「人の感性」を取り出すコンピューター
先日、音相を学びたいというある大学の文学部生が研究所を訪ねてこられました。いろいろお話したあと、私はこんな質問をしてみました。
「君は蛍ということばを聞いて、どんなイメージを持ちますか」と。
しばらく考えた彼から
「清楚で、穏やかで、不思議な虫、情緒を感じる虫・・・」という返事がありました。
そこでこの語をコンピューター(OnsonicⅠ)に入力して出てきた分析表をお見せしながら次のようなコメントをしました。

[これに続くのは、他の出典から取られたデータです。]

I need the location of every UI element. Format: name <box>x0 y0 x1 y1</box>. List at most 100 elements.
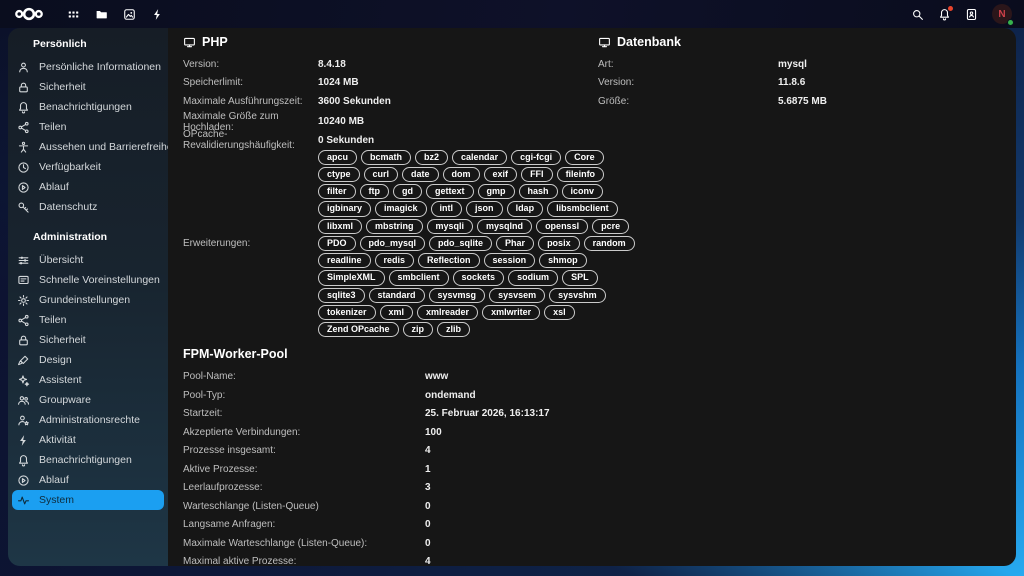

「君がとらえた4つのことは、分析表でも高いポイントで捉えていますが、コンピューターは君が気づかなかった次のイメージも捉えていることがわかるでしょう。
つまり表情語欄には
①非活性的、②暖か、③清潔感、④軽やかさ。
がでているし、情緒解析欄には、
⑤曖昧感、⑥ためらい感、⑦クラシック、⑧神秘的、⑨哀感、
⑩鄙びた感じ、⑪純粋さ、⑫素直さ、⑬夢幻的、⑭普通でない感じ、
⑮孤立感、⑯寂しさ…
などがあります。
音相分析を行うと、ことばに含まれている表情や、その語の周辺に感じられるオーラのようなものを、こんなに多く取り出すことができるのです。
君は私の質問に、4つのことを答えました。どれもがたいへん大事なもので、君のことば感覚の高さに感心したのですが、音相分析ができるソフトOnsonicⅠはその4倍ものイメージを教えてくれているのです。
人並み以上に高い感性を持つと思えるあなたでも、このソフトに比べると「感性」の幅が、どんなに狭いかがおわかりいただけるでしょう。」。
そんな話が、夜遅くまで続きました。